The 70 kg box is being pulled by a 400 N force that makes an angle of 30 degrees to the horizontal. The force of kinetic friction is 75 N. The acceleration of the box has to be determined.

The force of 400 N is applied at an angle of 30 degrees to the horizontal. The horizontal component of the force is 400*cos 30 and the vertical component is 400*sin 30 = 200

There is an opposing force due to friction that decreases the horizontal component to 400*cos 30 - 75 = 271.41 N. The acceleration of the box in the horizontal direction is 271.41/70 = 3.8773 m/s^2 and the acceleration in the vertical direction is 200/70 = 2.8571 m/s^2.
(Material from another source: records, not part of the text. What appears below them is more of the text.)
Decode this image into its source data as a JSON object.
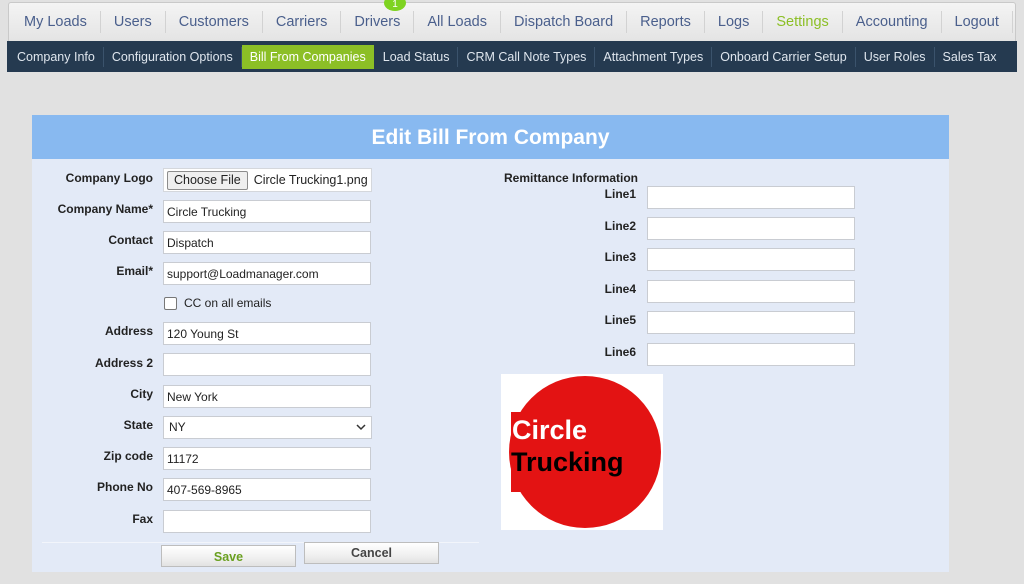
{
  "top_nav": {
    "items": [
      {
        "label": "My Loads"
      },
      {
        "label": "Users"
      },
      {
        "label": "Customers"
      },
      {
        "label": "Carriers"
      },
      {
        "label": "Drivers"
      },
      {
        "label": "All Loads"
      },
      {
        "label": "Dispatch Board"
      },
      {
        "label": "Reports"
      },
      {
        "label": "Logs"
      },
      {
        "label": "Settings",
        "active": true
      },
      {
        "label": "Accounting"
      },
      {
        "label": "Logout"
      }
    ],
    "notification_badge": "1"
  },
  "sub_nav": {
    "items": [
      {
        "label": "Company Info"
      },
      {
        "label": "Configuration Options"
      },
      {
        "label": "Bill From Companies",
        "active": true
      },
      {
        "label": "Load Status"
      },
      {
        "label": "CRM Call Note Types"
      },
      {
        "label": "Attachment Types"
      },
      {
        "label": "Onboard Carrier Setup"
      },
      {
        "label": "User Roles"
      },
      {
        "label": "Sales Tax"
      }
    ]
  },
  "form": {
    "title": "Edit Bill From Company",
    "company_logo": {
      "label": "Company Logo",
      "button": "Choose File",
      "file_name": "Circle Trucking1.png"
    },
    "company_name": {
      "label": "Company Name*",
      "value": "Circle Trucking"
    },
    "contact": {
      "label": "Contact",
      "value": "Dispatch"
    },
    "email": {
      "label": "Email*",
      "value": "support@Loadmanager.com"
    },
    "cc_all": {
      "label": "CC on all emails",
      "checked": false
    },
    "address": {
      "label": "Address",
      "value": "120 Young St"
    },
    "address2": {
      "label": "Address 2",
      "value": ""
    },
    "city": {
      "label": "City",
      "value": "New York"
    },
    "state": {
      "label": "State",
      "value": "NY"
    },
    "zip": {
      "label": "Zip code",
      "value": "11172"
    },
    "phone": {
      "label": "Phone No",
      "value": "407-569-8965"
    },
    "fax": {
      "label": "Fax",
      "value": ""
    },
    "remittance": {
      "heading": "Remittance Information",
      "lines": [
        {
          "label": "Line1",
          "value": ""
        },
        {
          "label": "Line2",
          "value": ""
        },
        {
          "label": "Line3",
          "value": ""
        },
        {
          "label": "Line4",
          "value": ""
        },
        {
          "label": "Line5",
          "value": ""
        },
        {
          "label": "Line6",
          "value": ""
        }
      ]
    },
    "logo_preview": {
      "line1": "Circle",
      "line2": "Trucking",
      "circle_color": "#e31313"
    },
    "save_label": "Save",
    "cancel_label": "Cancel"
  },
  "colors": {
    "accent_green": "#8cbf26",
    "subnav_bg": "#253a50",
    "header_blue": "#88b9f0",
    "panel_bg": "#e3eaf7"
  }
}
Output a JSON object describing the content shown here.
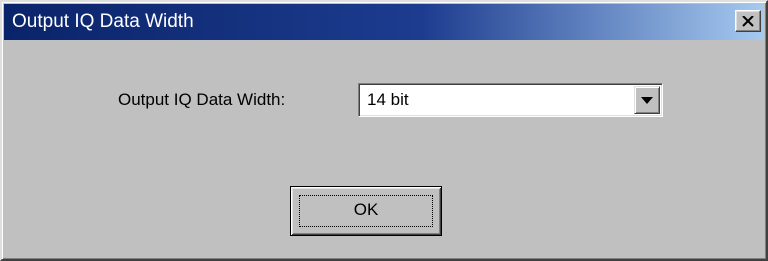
{
  "window": {
    "title": "Output IQ Data Width",
    "close_icon": "close-x-icon"
  },
  "form": {
    "label": "Output IQ Data Width:",
    "selected_value": "14 bit",
    "dropdown_icon": "triangle-down-icon"
  },
  "actions": {
    "ok_label": "OK"
  },
  "colors": {
    "titlebar_start": "#0a246a",
    "titlebar_end": "#a6caf0",
    "face": "#c0c0c0"
  }
}
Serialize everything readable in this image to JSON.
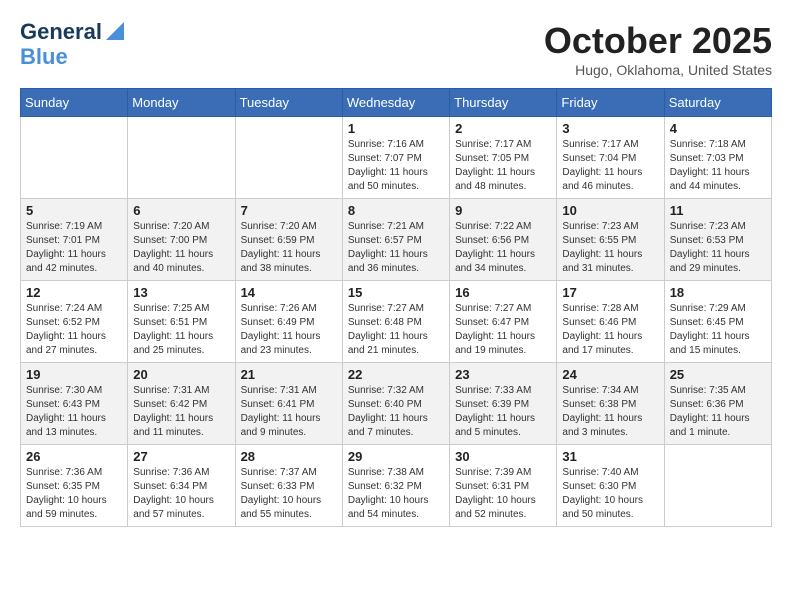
{
  "header": {
    "logo_line1": "General",
    "logo_line2": "Blue",
    "month": "October 2025",
    "location": "Hugo, Oklahoma, United States"
  },
  "days_of_week": [
    "Sunday",
    "Monday",
    "Tuesday",
    "Wednesday",
    "Thursday",
    "Friday",
    "Saturday"
  ],
  "weeks": [
    [
      {
        "day": "",
        "info": ""
      },
      {
        "day": "",
        "info": ""
      },
      {
        "day": "",
        "info": ""
      },
      {
        "day": "1",
        "info": "Sunrise: 7:16 AM\nSunset: 7:07 PM\nDaylight: 11 hours\nand 50 minutes."
      },
      {
        "day": "2",
        "info": "Sunrise: 7:17 AM\nSunset: 7:05 PM\nDaylight: 11 hours\nand 48 minutes."
      },
      {
        "day": "3",
        "info": "Sunrise: 7:17 AM\nSunset: 7:04 PM\nDaylight: 11 hours\nand 46 minutes."
      },
      {
        "day": "4",
        "info": "Sunrise: 7:18 AM\nSunset: 7:03 PM\nDaylight: 11 hours\nand 44 minutes."
      }
    ],
    [
      {
        "day": "5",
        "info": "Sunrise: 7:19 AM\nSunset: 7:01 PM\nDaylight: 11 hours\nand 42 minutes."
      },
      {
        "day": "6",
        "info": "Sunrise: 7:20 AM\nSunset: 7:00 PM\nDaylight: 11 hours\nand 40 minutes."
      },
      {
        "day": "7",
        "info": "Sunrise: 7:20 AM\nSunset: 6:59 PM\nDaylight: 11 hours\nand 38 minutes."
      },
      {
        "day": "8",
        "info": "Sunrise: 7:21 AM\nSunset: 6:57 PM\nDaylight: 11 hours\nand 36 minutes."
      },
      {
        "day": "9",
        "info": "Sunrise: 7:22 AM\nSunset: 6:56 PM\nDaylight: 11 hours\nand 34 minutes."
      },
      {
        "day": "10",
        "info": "Sunrise: 7:23 AM\nSunset: 6:55 PM\nDaylight: 11 hours\nand 31 minutes."
      },
      {
        "day": "11",
        "info": "Sunrise: 7:23 AM\nSunset: 6:53 PM\nDaylight: 11 hours\nand 29 minutes."
      }
    ],
    [
      {
        "day": "12",
        "info": "Sunrise: 7:24 AM\nSunset: 6:52 PM\nDaylight: 11 hours\nand 27 minutes."
      },
      {
        "day": "13",
        "info": "Sunrise: 7:25 AM\nSunset: 6:51 PM\nDaylight: 11 hours\nand 25 minutes."
      },
      {
        "day": "14",
        "info": "Sunrise: 7:26 AM\nSunset: 6:49 PM\nDaylight: 11 hours\nand 23 minutes."
      },
      {
        "day": "15",
        "info": "Sunrise: 7:27 AM\nSunset: 6:48 PM\nDaylight: 11 hours\nand 21 minutes."
      },
      {
        "day": "16",
        "info": "Sunrise: 7:27 AM\nSunset: 6:47 PM\nDaylight: 11 hours\nand 19 minutes."
      },
      {
        "day": "17",
        "info": "Sunrise: 7:28 AM\nSunset: 6:46 PM\nDaylight: 11 hours\nand 17 minutes."
      },
      {
        "day": "18",
        "info": "Sunrise: 7:29 AM\nSunset: 6:45 PM\nDaylight: 11 hours\nand 15 minutes."
      }
    ],
    [
      {
        "day": "19",
        "info": "Sunrise: 7:30 AM\nSunset: 6:43 PM\nDaylight: 11 hours\nand 13 minutes."
      },
      {
        "day": "20",
        "info": "Sunrise: 7:31 AM\nSunset: 6:42 PM\nDaylight: 11 hours\nand 11 minutes."
      },
      {
        "day": "21",
        "info": "Sunrise: 7:31 AM\nSunset: 6:41 PM\nDaylight: 11 hours\nand 9 minutes."
      },
      {
        "day": "22",
        "info": "Sunrise: 7:32 AM\nSunset: 6:40 PM\nDaylight: 11 hours\nand 7 minutes."
      },
      {
        "day": "23",
        "info": "Sunrise: 7:33 AM\nSunset: 6:39 PM\nDaylight: 11 hours\nand 5 minutes."
      },
      {
        "day": "24",
        "info": "Sunrise: 7:34 AM\nSunset: 6:38 PM\nDaylight: 11 hours\nand 3 minutes."
      },
      {
        "day": "25",
        "info": "Sunrise: 7:35 AM\nSunset: 6:36 PM\nDaylight: 11 hours\nand 1 minute."
      }
    ],
    [
      {
        "day": "26",
        "info": "Sunrise: 7:36 AM\nSunset: 6:35 PM\nDaylight: 10 hours\nand 59 minutes."
      },
      {
        "day": "27",
        "info": "Sunrise: 7:36 AM\nSunset: 6:34 PM\nDaylight: 10 hours\nand 57 minutes."
      },
      {
        "day": "28",
        "info": "Sunrise: 7:37 AM\nSunset: 6:33 PM\nDaylight: 10 hours\nand 55 minutes."
      },
      {
        "day": "29",
        "info": "Sunrise: 7:38 AM\nSunset: 6:32 PM\nDaylight: 10 hours\nand 54 minutes."
      },
      {
        "day": "30",
        "info": "Sunrise: 7:39 AM\nSunset: 6:31 PM\nDaylight: 10 hours\nand 52 minutes."
      },
      {
        "day": "31",
        "info": "Sunrise: 7:40 AM\nSunset: 6:30 PM\nDaylight: 10 hours\nand 50 minutes."
      },
      {
        "day": "",
        "info": ""
      }
    ]
  ]
}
The combined acceleration has a magnitude of sqrt(3.8773^2 + 2.8571^2) = 4.8162 m/s^2 at an angle 36.38 degrees to the horizontal.

The box is accelerated at 4.8162 m/s^2 at an angle of 36.38 degrees to the horizontal.

Mass of Box = 70 Kg

Pulling Force applied = 400 N

Force of Kinetic Friction = 75 N

Angle of incline = 30 degrees

Gravitational Force component along incline = 75*9.8*sin(30) = 343 N

* If the box is pulled up the incline, then effctive resisting force = 343+75 = 418 N which is greater than the pulling force of 400 N and the box will not move up the plane*.

However, if the box is pulled down the plane, then the resultant force on the box = 400+343-75 = 668 N

Acceleration = Force/Mass = 668/70 = 9.54 m/s/s

**If the box is pull down the incline, then the acceleration is 9.54 m/s/s**

**The above answer by justaguide is correct for the hirzontal acceleration of 3.8773m/s^2 and that is the only acceleration of the box.**

200 N vertical component of the force in upwards direction is less than the gravitational pull of 70*9.8 N in the downwards direction hence there will be no acceleration in the vertical direction.

**In case, this downward gravitational force is less than the vertical component of the force (upwards), then in that case there will be no frictional force in the horizontal direction and the box will fly with the resultant acceleration in a direction determined by the net horizontal and vertical accelerations.**